CA: That it would take so long. This is a hard industry. It takes a lot longer to travel from idea to product than I would have ever guessed. Another is that the difference between a demonstration and a product is much larger in the robot space. The difference between demo and product in the software space can be weeks—or it's the same, you just have to deal with it crashing.
When we started the business, we thought robots were cool. We thought that there was a neat business in building robotic products. I don't think we felt the importance of the mission. We're saving lives in Iraq and Afghanistan; sending the robots to Fukushima reactor to clean up a global disaster; finding the underwater pools of oil in the Gulf of Mexico that helped drive a more holistic cleanup of that ecological disaster. The impact is breathtaking. "Did you really think you were going to do that?" No, we wanted to build cool stuff. Predicting the impact on the future is quite hard, but we have a mission to continue to drive and build the industry. I will tell you, rarely is it a boring day.
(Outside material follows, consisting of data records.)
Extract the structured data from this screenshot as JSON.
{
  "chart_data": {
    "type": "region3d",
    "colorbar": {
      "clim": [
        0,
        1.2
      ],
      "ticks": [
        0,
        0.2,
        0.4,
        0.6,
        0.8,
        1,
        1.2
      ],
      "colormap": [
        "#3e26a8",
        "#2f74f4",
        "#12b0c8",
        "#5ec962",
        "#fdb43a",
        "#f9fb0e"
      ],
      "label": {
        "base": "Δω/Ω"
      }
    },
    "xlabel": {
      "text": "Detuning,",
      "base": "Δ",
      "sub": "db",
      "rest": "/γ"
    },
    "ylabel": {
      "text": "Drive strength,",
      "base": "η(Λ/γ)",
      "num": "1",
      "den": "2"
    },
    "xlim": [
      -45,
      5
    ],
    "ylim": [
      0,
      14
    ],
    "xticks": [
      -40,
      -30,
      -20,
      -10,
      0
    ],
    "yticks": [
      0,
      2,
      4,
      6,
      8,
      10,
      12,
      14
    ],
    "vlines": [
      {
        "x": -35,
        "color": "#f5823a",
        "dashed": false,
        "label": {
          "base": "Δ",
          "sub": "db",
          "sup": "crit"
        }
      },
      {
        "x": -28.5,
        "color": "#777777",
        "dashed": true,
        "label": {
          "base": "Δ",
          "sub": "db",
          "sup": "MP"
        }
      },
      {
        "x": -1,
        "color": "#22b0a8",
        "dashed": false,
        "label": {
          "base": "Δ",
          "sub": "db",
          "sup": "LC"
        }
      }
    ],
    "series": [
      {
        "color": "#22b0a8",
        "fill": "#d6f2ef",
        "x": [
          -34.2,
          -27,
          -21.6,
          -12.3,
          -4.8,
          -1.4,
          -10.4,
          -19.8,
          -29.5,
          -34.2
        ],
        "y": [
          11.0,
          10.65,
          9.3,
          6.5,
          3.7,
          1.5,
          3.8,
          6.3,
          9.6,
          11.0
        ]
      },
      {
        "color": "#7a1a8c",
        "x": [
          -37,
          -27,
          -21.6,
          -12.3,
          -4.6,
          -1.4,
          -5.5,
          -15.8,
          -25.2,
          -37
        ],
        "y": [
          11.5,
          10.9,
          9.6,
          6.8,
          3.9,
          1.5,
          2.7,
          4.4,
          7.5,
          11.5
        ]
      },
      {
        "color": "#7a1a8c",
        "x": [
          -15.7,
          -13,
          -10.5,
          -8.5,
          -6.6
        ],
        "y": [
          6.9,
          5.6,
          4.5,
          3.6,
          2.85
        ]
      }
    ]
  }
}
X: So…what's the coolest robot you have at home?
CA: The coolest would be Roomba. But I have this vision that these [other robots] are going to be in my home, and I'm going to do wonderfully useless things with these robots. My goal is having robots that can traverse my home, where maybe I'll get one of Rod [Brooks]'s Rethink torsos to be a bartender, I'll have Avas going around taking drink orders and then going back and using facial recognition to go find you and bring you your drinks. My wife will want the robot, in its circuit of the home, to make sure that the toilet seat is down.
I'm going to think of the most useless things that can be conceived of and then spend some evenings programming these cool ideas and using the tools. I think that to some degree this offers me an opportunity to get back and get my hands a little dirty. It starts from having this actual product-quality reliable navigation enabling a thousand interesting applications, from super high value—diagnose stroke from across the world—to something completely "just fun."